As the contest to become the next Master of Sedgwick goes on, the Doctor throws in his lot with one of the pretenders to the crown for reasons of his own, and Guy and Kim are ready to stoke the student body to his cause.

Then, in case you didn’t have enough to process already, things get weirder still when ‘the entanglement machine’ – a nice touch of the Sixties basic-as-all-get-out style of technobabble – is revealed, its power activated, and Sir Isiah discovered, at least by one of the Tardis team.

That’s perhaps the oddest thing about this story – it’s built of a large number of peculiar elements, (one thing you can always guarantee of a Khan and Salinsky script is it’ll never be short of elements! This script, for the initiated, is also crammed to bursting point with references to the Alice adventures by Lewis Carrol) and sees Steven, Vicki and the Doctor each take a storytelling strand, with two rival professors, two dodgy proctors, two Cambridge students, two space MacGuffins, one stranded Tardis and a field of intense vi-o-lennnnnce – and yet it flows for the most part with the energy of a pure historical, the Doctor and friends getting involved in things which no doubt shouldn’t concern them, riiiiight up to the point where aliens want to destroy the world.

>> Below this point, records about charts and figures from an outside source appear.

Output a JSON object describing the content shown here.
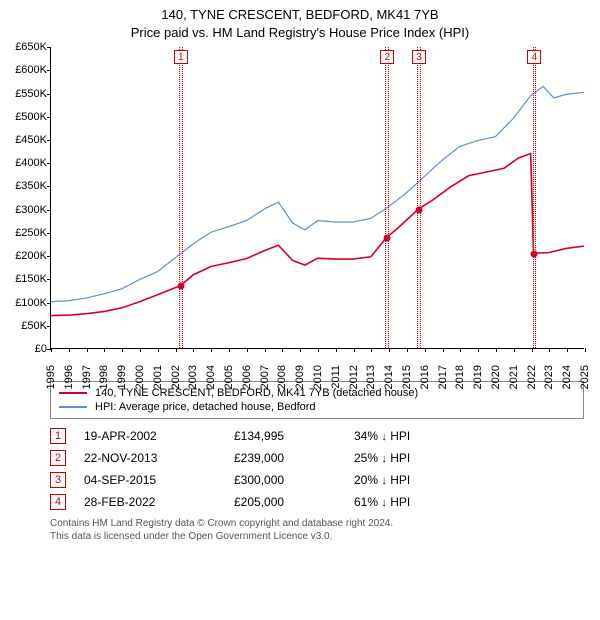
{
  "title_line1": "140, TYNE CRESCENT, BEDFORD, MK41 7YB",
  "title_line2": "Price paid vs. HM Land Registry's House Price Index (HPI)",
  "chart": {
    "type": "line",
    "y_axis": {
      "min": 0,
      "max": 650000,
      "step": 50000,
      "prefix": "£",
      "suffix_k": "K",
      "tick_color": "#000",
      "label_fontsize": 11
    },
    "x_axis": {
      "years": [
        1995,
        1996,
        1997,
        1998,
        1999,
        2000,
        2001,
        2002,
        2003,
        2004,
        2005,
        2006,
        2007,
        2008,
        2009,
        2010,
        2011,
        2012,
        2013,
        2014,
        2015,
        2016,
        2017,
        2018,
        2019,
        2020,
        2021,
        2022,
        2023,
        2024,
        2025
      ],
      "label_fontsize": 11
    },
    "colors": {
      "series_property": "#d4002a",
      "series_hpi": "#5b8fd6",
      "event_band_fill": "rgba(255,180,180,0.25)",
      "event_band_border": "#d00",
      "event_num_border": "#c00",
      "sale_dot": "#d4002a",
      "background": "#ffffff"
    },
    "line_width_property": 1.6,
    "line_width_hpi": 1.2,
    "events": [
      {
        "num": "1",
        "year": 2002.3,
        "band_years": 0.2
      },
      {
        "num": "2",
        "year": 2013.89,
        "band_years": 0.2
      },
      {
        "num": "3",
        "year": 2015.68,
        "band_years": 0.2
      },
      {
        "num": "4",
        "year": 2022.16,
        "band_years": 0.2
      }
    ],
    "series_hpi": [
      [
        1995.0,
        100000
      ],
      [
        1996.0,
        102000
      ],
      [
        1997.0,
        108000
      ],
      [
        1998.0,
        117000
      ],
      [
        1999.0,
        128000
      ],
      [
        2000.0,
        148000
      ],
      [
        2001.0,
        165000
      ],
      [
        2002.0,
        195000
      ],
      [
        2003.0,
        225000
      ],
      [
        2004.0,
        250000
      ],
      [
        2005.0,
        262000
      ],
      [
        2006.0,
        275000
      ],
      [
        2007.0,
        300000
      ],
      [
        2007.8,
        315000
      ],
      [
        2008.6,
        270000
      ],
      [
        2009.3,
        255000
      ],
      [
        2010.0,
        275000
      ],
      [
        2011.0,
        272000
      ],
      [
        2012.0,
        272000
      ],
      [
        2013.0,
        280000
      ],
      [
        2014.0,
        305000
      ],
      [
        2015.0,
        335000
      ],
      [
        2016.0,
        370000
      ],
      [
        2017.0,
        405000
      ],
      [
        2018.0,
        435000
      ],
      [
        2019.0,
        448000
      ],
      [
        2020.0,
        456000
      ],
      [
        2021.0,
        495000
      ],
      [
        2022.0,
        545000
      ],
      [
        2022.7,
        565000
      ],
      [
        2023.3,
        540000
      ],
      [
        2024.0,
        548000
      ],
      [
        2025.0,
        552000
      ]
    ],
    "series_property": [
      [
        1995.0,
        70000
      ],
      [
        1996.0,
        71000
      ],
      [
        1997.0,
        74000
      ],
      [
        1998.0,
        79000
      ],
      [
        1999.0,
        87000
      ],
      [
        2000.0,
        100000
      ],
      [
        2001.0,
        115000
      ],
      [
        2002.3,
        134995
      ],
      [
        2003.0,
        158000
      ],
      [
        2004.0,
        176000
      ],
      [
        2005.0,
        184000
      ],
      [
        2006.0,
        193000
      ],
      [
        2007.0,
        210000
      ],
      [
        2007.8,
        222000
      ],
      [
        2008.6,
        189000
      ],
      [
        2009.3,
        179000
      ],
      [
        2010.0,
        194000
      ],
      [
        2011.0,
        192000
      ],
      [
        2012.0,
        192000
      ],
      [
        2013.0,
        197000
      ],
      [
        2013.89,
        239000
      ],
      [
        2014.5,
        258000
      ],
      [
        2015.68,
        300000
      ],
      [
        2016.5,
        320000
      ],
      [
        2017.5,
        348000
      ],
      [
        2018.5,
        372000
      ],
      [
        2019.5,
        380000
      ],
      [
        2020.5,
        388000
      ],
      [
        2021.3,
        410000
      ],
      [
        2022.0,
        420000
      ],
      [
        2022.16,
        205000
      ],
      [
        2023.0,
        206000
      ],
      [
        2024.0,
        215000
      ],
      [
        2025.0,
        220000
      ]
    ],
    "sale_points": [
      {
        "year": 2002.3,
        "price": 134995
      },
      {
        "year": 2013.89,
        "price": 239000
      },
      {
        "year": 2015.68,
        "price": 300000
      },
      {
        "year": 2022.16,
        "price": 205000
      }
    ]
  },
  "legend": {
    "items": [
      {
        "color": "#d4002a",
        "label": "140, TYNE CRESCENT, BEDFORD, MK41 7YB (detached house)"
      },
      {
        "color": "#5b8fd6",
        "label": "HPI: Average price, detached house, Bedford"
      }
    ]
  },
  "sales": [
    {
      "num": "1",
      "date": "19-APR-2002",
      "price": "£134,995",
      "delta": "34%",
      "vs": "HPI"
    },
    {
      "num": "2",
      "date": "22-NOV-2013",
      "price": "£239,000",
      "delta": "25%",
      "vs": "HPI"
    },
    {
      "num": "3",
      "date": "04-SEP-2015",
      "price": "£300,000",
      "delta": "20%",
      "vs": "HPI"
    },
    {
      "num": "4",
      "date": "28-FEB-2022",
      "price": "£205,000",
      "delta": "61%",
      "vs": "HPI"
    }
  ],
  "footer_line1": "Contains HM Land Registry data © Crown copyright and database right 2024.",
  "footer_line2": "This data is licensed under the Open Government Licence v3.0.",
  "arrow_down": "↓"
}
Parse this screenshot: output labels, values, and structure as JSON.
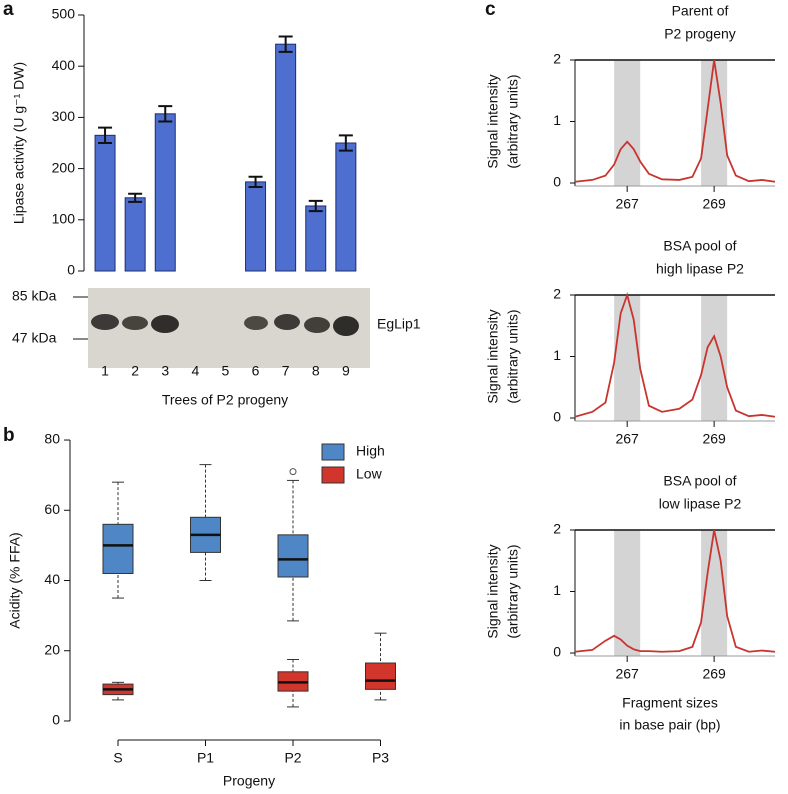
{
  "chart_data": [
    {
      "type": "bar",
      "panel": "a",
      "y_label": "Lipase activity (U g⁻¹ DW)",
      "x_label": "Trees of P2 progeny",
      "categories": [
        "1",
        "2",
        "3",
        "4",
        "5",
        "6",
        "7",
        "8",
        "9"
      ],
      "values": [
        265,
        143,
        307,
        null,
        null,
        174,
        443,
        127,
        250
      ],
      "errors": [
        15,
        8,
        15,
        null,
        null,
        10,
        15,
        10,
        15
      ],
      "color": "#4e6fcf",
      "ylim": [
        0,
        500
      ],
      "yticks": [
        0,
        100,
        200,
        300,
        400,
        500
      ],
      "blot_markers": [
        "85 kDa",
        "47 kDa"
      ],
      "blot_label": "EgLip1"
    },
    {
      "type": "box",
      "panel": "b",
      "y_label": "Acidity (% FFA)",
      "x_label": "Progeny",
      "categories": [
        "S",
        "P1",
        "P2",
        "P3"
      ],
      "ylim": [
        -3,
        83
      ],
      "yticks": [
        0,
        20,
        40,
        60,
        80
      ],
      "legend": "top-right",
      "series": [
        {
          "name": "High",
          "color": "#4f86c6",
          "values": [
            {
              "min": 35,
              "q1": 42,
              "median": 50,
              "q3": 56,
              "max": 68
            },
            {
              "min": 40,
              "q1": 48,
              "median": 53,
              "q3": 58,
              "max": 73
            },
            {
              "min": 28.5,
              "q1": 41,
              "median": 46,
              "q3": 53,
              "max": 68.5
            },
            null
          ],
          "outliers": [
            [],
            [],
            [
              71
            ],
            []
          ]
        },
        {
          "name": "Low",
          "color": "#d2352b",
          "values": [
            {
              "min": 6,
              "q1": 7.5,
              "median": 9,
              "q3": 10.5,
              "max": 11
            },
            null,
            {
              "min": 4,
              "q1": 8.5,
              "median": 11,
              "q3": 14,
              "max": 17.5
            },
            {
              "min": 6,
              "q1": 9,
              "median": 11.5,
              "q3": 16.5,
              "max": 25
            }
          ],
          "outliers": [
            [],
            [],
            [],
            []
          ]
        }
      ]
    },
    {
      "type": "line",
      "panel": "c",
      "title": [
        "Parent of",
        "P2 progeny"
      ],
      "y_label": [
        "Signal intensity",
        "(arbitrary units)"
      ],
      "x": [
        265.8,
        266.2,
        266.5,
        266.7,
        266.85,
        267,
        267.15,
        267.3,
        267.5,
        267.8,
        268.2,
        268.5,
        268.7,
        268.85,
        269,
        269.15,
        269.3,
        269.5,
        269.8,
        270.1,
        270.4
      ],
      "values": [
        0.02,
        0.05,
        0.12,
        0.3,
        0.55,
        0.67,
        0.55,
        0.35,
        0.15,
        0.06,
        0.05,
        0.1,
        0.4,
        1.2,
        2.0,
        1.3,
        0.45,
        0.12,
        0.03,
        0.05,
        0.02
      ],
      "color": "#c8352f",
      "xlim": [
        265.8,
        270.4
      ],
      "xticks": [
        267,
        269
      ],
      "ylim": [
        0,
        2
      ],
      "yticks": [
        0,
        1,
        2
      ],
      "shaded": [
        [
          266.7,
          267.3
        ],
        [
          268.7,
          269.3
        ]
      ]
    },
    {
      "type": "line",
      "title": [
        "BSA pool of",
        "high lipase P2"
      ],
      "y_label": [
        "Signal intensity",
        "(arbitrary units)"
      ],
      "x": [
        265.8,
        266.2,
        266.5,
        266.7,
        266.85,
        267,
        267.15,
        267.3,
        267.5,
        267.8,
        268.2,
        268.5,
        268.7,
        268.85,
        269,
        269.15,
        269.3,
        269.5,
        269.8,
        270.1,
        270.4
      ],
      "values": [
        0.02,
        0.1,
        0.25,
        0.9,
        1.7,
        2.0,
        1.6,
        0.8,
        0.2,
        0.1,
        0.15,
        0.3,
        0.7,
        1.15,
        1.33,
        1.0,
        0.5,
        0.12,
        0.03,
        0.05,
        0.02
      ],
      "color": "#c8352f",
      "xlim": [
        265.8,
        270.4
      ],
      "xticks": [
        267,
        269
      ],
      "ylim": [
        0,
        2
      ],
      "yticks": [
        0,
        1,
        2
      ],
      "shaded": [
        [
          266.7,
          267.3
        ],
        [
          268.7,
          269.3
        ]
      ]
    },
    {
      "type": "line",
      "title": [
        "BSA pool of",
        "low lipase P2"
      ],
      "y_label": [
        "Signal intensity",
        "(arbitrary units)"
      ],
      "x_label": [
        "Fragment sizes",
        "in base pair (bp)"
      ],
      "x": [
        265.8,
        266.2,
        266.5,
        266.7,
        266.85,
        267,
        267.15,
        267.3,
        267.5,
        267.8,
        268.2,
        268.5,
        268.7,
        268.85,
        269,
        269.15,
        269.3,
        269.5,
        269.8,
        270.1,
        270.4
      ],
      "values": [
        0.02,
        0.05,
        0.2,
        0.28,
        0.22,
        0.12,
        0.06,
        0.03,
        0.03,
        0.02,
        0.03,
        0.1,
        0.5,
        1.3,
        2.0,
        1.5,
        0.6,
        0.1,
        0.02,
        0.04,
        0.02
      ],
      "color": "#c8352f",
      "xlim": [
        265.8,
        270.4
      ],
      "xticks": [
        267,
        269
      ],
      "ylim": [
        0,
        2
      ],
      "yticks": [
        0,
        1,
        2
      ],
      "shaded": [
        [
          266.7,
          267.3
        ],
        [
          268.7,
          269.3
        ]
      ]
    }
  ]
}
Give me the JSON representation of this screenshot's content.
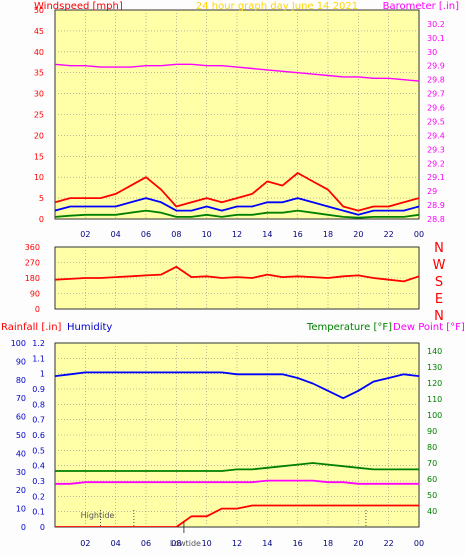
{
  "chart_data": [
    {
      "type": "line",
      "title": "24 hour graph day   June 14 2021",
      "ylabel": "Windspeed [mph]",
      "ylabel_right": "Barometer [.in]",
      "x_ticks": [
        "02",
        "04",
        "06",
        "08",
        "10",
        "12",
        "14",
        "16",
        "18",
        "20",
        "22",
        "00"
      ],
      "ylim": [
        0,
        50
      ],
      "yticks": [
        0,
        5,
        10,
        15,
        20,
        25,
        30,
        35,
        40,
        45,
        50
      ],
      "ylim_right": [
        28.8,
        30.3
      ],
      "yticks_right": [
        "28.8",
        "28.9",
        "29",
        "29.1",
        "29.2",
        "29.3",
        "29.4",
        "29.5",
        "29.6",
        "29.7",
        "29.8",
        "29.9",
        "30",
        "30.1",
        "30.2"
      ],
      "grid": true,
      "hours": [
        0,
        1,
        2,
        3,
        4,
        5,
        6,
        7,
        8,
        9,
        10,
        11,
        12,
        13,
        14,
        15,
        16,
        17,
        18,
        19,
        20,
        21,
        22,
        23,
        24
      ],
      "series": [
        {
          "color": "#ff0000",
          "values": [
            4,
            5,
            5,
            5,
            6,
            8,
            10,
            7,
            3,
            4,
            5,
            4,
            5,
            6,
            9,
            8,
            11,
            9,
            7,
            3,
            2,
            3,
            3,
            4,
            5
          ]
        },
        {
          "color": "#0000ff",
          "values": [
            2,
            3,
            3,
            3,
            3,
            4,
            5,
            4,
            2,
            2,
            3,
            2,
            3,
            3,
            4,
            4,
            5,
            4,
            3,
            2,
            1,
            2,
            2,
            2,
            3
          ]
        },
        {
          "color": "#008000",
          "values": [
            0.5,
            0.8,
            1,
            1,
            1,
            1.5,
            2,
            1.5,
            0.5,
            0.5,
            1,
            0.5,
            1,
            1,
            1.5,
            1.5,
            2,
            1.5,
            1,
            0.5,
            0.3,
            0.5,
            0.5,
            0.5,
            1
          ]
        },
        {
          "color": "#ff00ff",
          "axis": "right",
          "values": [
            29.91,
            29.9,
            29.9,
            29.89,
            29.89,
            29.89,
            29.9,
            29.9,
            29.91,
            29.91,
            29.9,
            29.9,
            29.89,
            29.88,
            29.87,
            29.86,
            29.85,
            29.84,
            29.83,
            29.82,
            29.82,
            29.81,
            29.81,
            29.8,
            29.79
          ]
        }
      ]
    },
    {
      "type": "line",
      "ylim": [
        0,
        360
      ],
      "yticks": [
        0,
        90,
        180,
        270,
        360
      ],
      "direction_labels": [
        "N",
        "W",
        "S",
        "E",
        "N"
      ],
      "grid": true,
      "hours": [
        0,
        1,
        2,
        3,
        4,
        5,
        6,
        7,
        8,
        9,
        10,
        11,
        12,
        13,
        14,
        15,
        16,
        17,
        18,
        19,
        20,
        21,
        22,
        23,
        24
      ],
      "series": [
        {
          "color": "#ff0000",
          "values": [
            170,
            175,
            180,
            180,
            185,
            190,
            195,
            200,
            245,
            185,
            190,
            180,
            185,
            180,
            200,
            185,
            190,
            185,
            180,
            190,
            195,
            180,
            170,
            160,
            190
          ]
        }
      ]
    },
    {
      "type": "line",
      "ylabel": "Rainfall [.in]",
      "ylabel_2": "Humidity",
      "ylabel_right": "Temperature [°F]",
      "ylabel_right_2": "Dew Point [°F]",
      "x_ticks": [
        "02",
        "04",
        "06",
        "08",
        "10",
        "12",
        "14",
        "16",
        "18",
        "20",
        "22",
        "00"
      ],
      "ylim": [
        0,
        1.2
      ],
      "yticks": [
        "0",
        "0.1",
        "0.2",
        "0.3",
        "0.4",
        "0.5",
        "0.6",
        "0.7",
        "0.8",
        "0.9",
        "1",
        "1.1",
        "1.2"
      ],
      "ylim_humidity": [
        0,
        100
      ],
      "yticks_humidity": [
        0,
        10,
        20,
        30,
        40,
        50,
        60,
        70,
        80,
        90,
        100
      ],
      "ylim_right": [
        30,
        145
      ],
      "yticks_right": [
        40,
        50,
        60,
        70,
        80,
        90,
        100,
        110,
        120,
        130,
        140
      ],
      "grid": true,
      "annotations": [
        "Hightide",
        "Lowtide"
      ],
      "hours": [
        0,
        1,
        2,
        3,
        4,
        5,
        6,
        7,
        8,
        9,
        10,
        11,
        12,
        13,
        14,
        15,
        16,
        17,
        18,
        19,
        20,
        21,
        22,
        23,
        24
      ],
      "series": [
        {
          "color": "#ff0000",
          "axis": "rain",
          "values": [
            0,
            0,
            0,
            0,
            0,
            0,
            0,
            0,
            0,
            0.07,
            0.07,
            0.12,
            0.12,
            0.14,
            0.14,
            0.14,
            0.14,
            0.14,
            0.14,
            0.14,
            0.14,
            0.14,
            0.14,
            0.14,
            0.14
          ]
        },
        {
          "color": "#0000ff",
          "axis": "humidity",
          "values": [
            82,
            83,
            84,
            84,
            84,
            84,
            84,
            84,
            84,
            84,
            84,
            84,
            83,
            83,
            83,
            83,
            81,
            78,
            74,
            70,
            74,
            79,
            81,
            83,
            82
          ]
        },
        {
          "color": "#008000",
          "axis": "right",
          "values": [
            65,
            65,
            65,
            65,
            65,
            65,
            65,
            65,
            65,
            65,
            65,
            65,
            66,
            66,
            67,
            68,
            69,
            70,
            69,
            68,
            67,
            66,
            66,
            66,
            66
          ]
        },
        {
          "color": "#ff00ff",
          "axis": "right",
          "values": [
            57,
            57,
            58,
            58,
            58,
            58,
            58,
            58,
            58,
            58,
            58,
            58,
            58,
            58,
            59,
            59,
            59,
            59,
            58,
            58,
            57,
            57,
            57,
            57,
            57
          ]
        }
      ]
    }
  ]
}
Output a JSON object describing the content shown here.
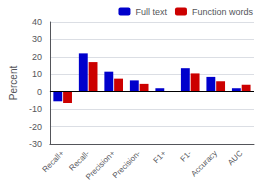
{
  "chart_data": {
    "type": "bar",
    "ylabel": "Percent",
    "categories": [
      "Recall+",
      "Recall-",
      "Precision+",
      "Precision-",
      "F1+",
      "F1-",
      "Accuracy",
      "AUC"
    ],
    "series": [
      {
        "name": "Full text",
        "color": "#0000cc",
        "values": [
          -5.5,
          22.0,
          11.5,
          6.5,
          2.0,
          13.5,
          8.5,
          2.0
        ]
      },
      {
        "name": "Function words",
        "color": "#cc0000",
        "values": [
          -6.5,
          17.0,
          7.5,
          4.5,
          0.2,
          10.5,
          6.0,
          4.0
        ]
      }
    ],
    "ylim": [
      -30,
      40
    ],
    "yticks": [
      -30,
      -20,
      -10,
      0,
      10,
      20,
      30,
      40
    ],
    "grid": true,
    "legend": "upper right"
  }
}
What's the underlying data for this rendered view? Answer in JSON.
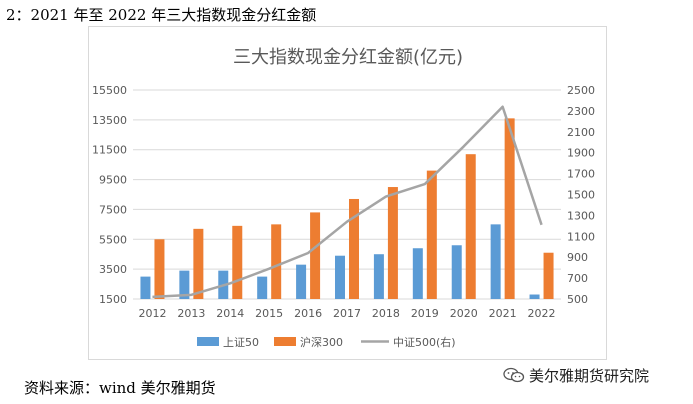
{
  "caption": "2：2021 年至 2022 年三大指数现金分红金额",
  "source": "资料来源：wind 美尔雅期货",
  "watermark": {
    "text": "美尔雅期货研究院",
    "icon": "wechat-icon"
  },
  "chart_data": {
    "type": "bar",
    "title": "三大指数现金分红金额(亿元)",
    "categories": [
      "2012",
      "2013",
      "2014",
      "2015",
      "2016",
      "2017",
      "2018",
      "2019",
      "2020",
      "2021",
      "2022"
    ],
    "y_left": {
      "min": 1500,
      "max": 15500,
      "ticks": [
        1500,
        3500,
        5500,
        7500,
        9500,
        11500,
        13500,
        15500
      ]
    },
    "y_right": {
      "min": 500,
      "max": 2500,
      "ticks": [
        500,
        700,
        900,
        1100,
        1300,
        1500,
        1700,
        1900,
        2100,
        2300,
        2500
      ]
    },
    "grid": true,
    "legend_position": "bottom",
    "series": [
      {
        "name": "上证50",
        "type": "bar",
        "axis": "left",
        "color": "#5b9bd5",
        "values": [
          3000,
          3400,
          3400,
          3000,
          3800,
          4400,
          4500,
          4900,
          5100,
          6500,
          1800
        ]
      },
      {
        "name": "沪深300",
        "type": "bar",
        "axis": "left",
        "color": "#ed7d31",
        "values": [
          5500,
          6200,
          6400,
          6500,
          7300,
          8200,
          9000,
          10100,
          11200,
          13600,
          4600
        ]
      },
      {
        "name": "中证500(右)",
        "type": "line",
        "axis": "right",
        "color": "#a5a5a5",
        "values": [
          520,
          540,
          650,
          790,
          940,
          1240,
          1480,
          1600,
          1960,
          2340,
          1210
        ]
      }
    ]
  }
}
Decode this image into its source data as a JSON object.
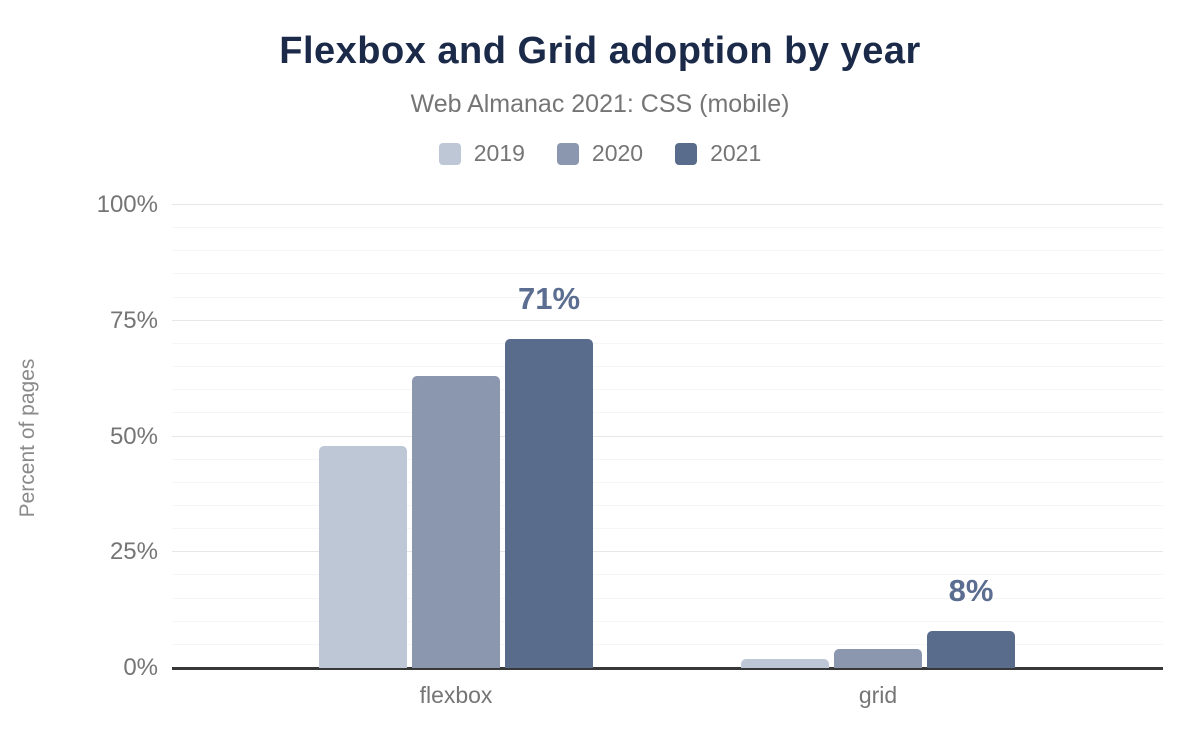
{
  "chart_data": {
    "type": "bar",
    "title": "Flexbox and Grid adoption by year",
    "subtitle": "Web Almanac 2021: CSS (mobile)",
    "ylabel": "Percent of pages",
    "xlabel": "",
    "categories": [
      "flexbox",
      "grid"
    ],
    "series": [
      {
        "name": "2019",
        "color": "#bdc7d6",
        "values": [
          48,
          2
        ]
      },
      {
        "name": "2020",
        "color": "#8a97ae",
        "values": [
          63,
          4
        ]
      },
      {
        "name": "2021",
        "color": "#5a6c8c",
        "values": [
          71,
          8
        ]
      }
    ],
    "annotations": [
      {
        "category": "flexbox",
        "series": "2021",
        "text": "71%"
      },
      {
        "category": "grid",
        "series": "2021",
        "text": "8%"
      }
    ],
    "ylim": [
      0,
      100
    ],
    "yticks": [
      {
        "value": 0,
        "label": "0%"
      },
      {
        "value": 25,
        "label": "25%"
      },
      {
        "value": 50,
        "label": "50%"
      },
      {
        "value": 75,
        "label": "75%"
      },
      {
        "value": 100,
        "label": "100%"
      }
    ],
    "grid": {
      "major_every": 25,
      "minor_every": 5,
      "orientation": "horizontal"
    },
    "legend_position": "top",
    "colors": {
      "title": "#1b2a49",
      "muted_text": "#757575",
      "annotation": "#5b6d90",
      "axis_line": "#383838",
      "gridline_major": "#e7e7e7",
      "gridline_minor": "#f5f5f5",
      "background": "#ffffff"
    }
  }
}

The ending is a game of find-the-villain, with contender after contender seeming to fit the bill until, right at the crisis point, the Tardis itself comes to the rescue, and Something Clever traps all the potential villains together, the latest in a series of First Doctor actions that have Steven and Vicki questioning the ethics of his choices.

Entanglement is a story of a kind which was rarely told back in the First Doctor’s time, but which this particular Tardis team would be familiar with – alien interlopers hiding in deep cover and preparing to Do Something Dreadful to the Earth. It has something of the feel of The Time Meddler, in that it spends a while establishing the normality of its world, and then pulls reveal after reveal that shows things are not by any means normal here and need to be stopped.

More than anything, Entanglement is an alien historical romp in a Cambridge college with something interesting to say about the state of humanity, which flies by in very agreeable bites as element after element is revealed. Brace yourself for the Episode 1 cliff-hanger, and Entanglement is a wild pre-war ride among the Cambridge cloisters.